Nei giorni scorsi nessuno dei quotidiani nazionali ha dato notizia di una tragedia. A Cimaldomo, in provincia di Treviso, abitava Giacomo Sanson, che giovedì 30 giugno ha deciso di uccidersi. Aveva 24 anni, si è impiccato. Il giorno prima aveva sostenuto l’ennesimo colloquio di lavoro andato male. Sembra che soffrisse di depressione proprio per la mancanza di un’occupazione seria. Abitava con i suoi genitori e andava avanti con lavori a chiamata, non riuscendo a trovare nulla di stabile che gli permettesse di uscire di casa e costruirsi un futuro che, a questo punto, non riusciva nemmeno più a immaginare.
Ognuno vive gli accadimenti della vita in modo unico. Però non possiamo negare che il senso di frustrazione, di inadeguatezza, di smarrimento che deve aver provato Giacomo sia lo stesso che senta ogni giovane senza lavoro. Per lui la successione delle delusioni, evidentemente insostenibili, si è trasformata in una profonda, irrimediabile depressione. Domandiamoci: sappiamo quanti ragazzi vivono questa totale perdita di speranza? Quanti vivono la propria situazione di disoccupazione come una colpa?

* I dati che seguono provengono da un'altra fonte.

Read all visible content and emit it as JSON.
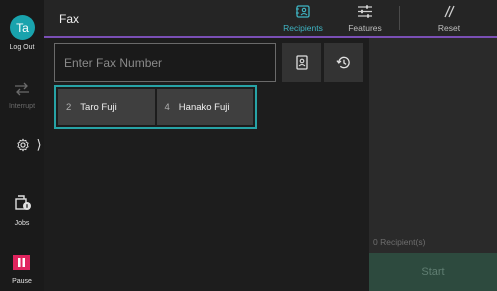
{
  "app": {
    "title": "Fax"
  },
  "rail": {
    "user_initials": "Ta",
    "logout_label": "Log Out",
    "interrupt_label": "Interrupt",
    "jobs_label": "Jobs",
    "pause_label": "Pause",
    "chevron": "⟩"
  },
  "tabs": [
    {
      "label": "Recipients",
      "icon": "address-card-icon",
      "active": true
    },
    {
      "label": "Features",
      "icon": "sliders-icon",
      "active": false
    },
    {
      "label": "Reset",
      "icon": "reset-slashes-icon",
      "active": false
    }
  ],
  "fax": {
    "placeholder": "Enter Fax Number"
  },
  "recipients": [
    {
      "number": "2",
      "name": "Taro Fuji"
    },
    {
      "number": "4",
      "name": "Hanako Fuji"
    }
  ],
  "summary": {
    "count_label": "0 Recipient(s)",
    "start_label": "Start"
  },
  "colors": {
    "accent_teal": "#3fb5c4",
    "header_underline": "#7a4fb5",
    "avatar": "#19a3ad",
    "pause": "#e0245e",
    "start_bg": "#2d4a3e"
  }
}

Il nodo sta proprio qui. La disoccupazione non è un fallimento personale, bisogna che sia chiaro a tutti i giovani che cercano lavoro e non lo trovano. A questi livelli (a giugno la percentuale di inoccupati era al 36,9% tra i 15 e i 24 anni) il problema non è individuale, causa delle scelte sbagliate di questa o quella persona, ma riguarda la società intera. Coinvolge intere generazioni di uomini e donne che non possono fare quello che per i propri padri, e quelli venuti prima di loro, era naturale: costruirsi un mestiere, lavorare sodo, trovare una compagna o un compagno di vita, educare dei figli, pensare a una vecchiaia serena. In poche parole: vivere con dignità.
La situazione è dovuta dall’assenza completa di una politica economica seria. Il Governo non solo non riesce a immaginare la benché minima soluzione strutturale alla disoccupazione, ma continua imperterrito sulla strada di interventi come il Jobs Act, il ricorso ai voucher, le declinazioni distorte di programmi europei come Garanzie Giovani: profondamente ingiusti, ma anche e soprattutto inefficaci. Ad aggravare il quadro c’è quel pensiero latente, ma diffuso, per cui un giovane rimane in famiglia non perché costretto, ma perché pigro; per cui un laureato è un ingrato e un presuntuoso se non accetta di fare il cassiere o il barista; per cui, se vuole fare esperienza nel proprio campo, il massimo a cui aspirare è un tirocinio a 400–500 euro al mese o uno stage gratuito, che però “fa curriculum”.
Tutti devono sapere che non è così. È giusto rifiutarsi di lavorare gratis, perché semplicemente non è lavoro. Se non c’è retribuzione i casi sono due: o è volontariato o è schiavitù. Tutti devono sapere che lavorare gratis o accettare compromessi al ribasso significa non solo mortificare le proprie aspirazioni, ma comporta un danno per l’intera comunità: il datore di lavoro che trova una persona disposta a svolgere una mansione senza compenso, non pagherà mai professionisti che lo fanno in cambio di un giusto, legittimo corrispettivo.
I giovani devono sapere che questo sistema malato non è colpa loro e sapere che protestare è possibile. C’è una cosa che la politica può fare subito, per liberare i ragazzi come Giacomo dal tunnel dello sconforto e dai ricatti di questo sistema malato: è il reddito minimo garantito. Nell’ultima direzione Pd Matteo Renzi ha sottolineato di essere contrario a forme di “assistenzialismo a pioggia”, definizione così lontana dalla sostanza del reddito minimo da mettere i brividi. Garantire un reddito che permetta di raggiungere una soglia minima per vivere ai giovani senza lavoro o con un lavoro precario è, ad oggi, una semplice forma di civiltà. È l’unica maniera che permetterebbe loro di non accettare qualsiasi, ma davvero qualsiasi situazione pur di tirare avanti e sentirsi “occupati”, ribellandosi alle umiliazioni. Sarebbe il primo passo per innescare un sistema virtuoso al rialzo. Non possiamo saperlo, ma forse le cose sarebbero andate diversamente, se Giacomo non si fosse sentito completamente abbandonato.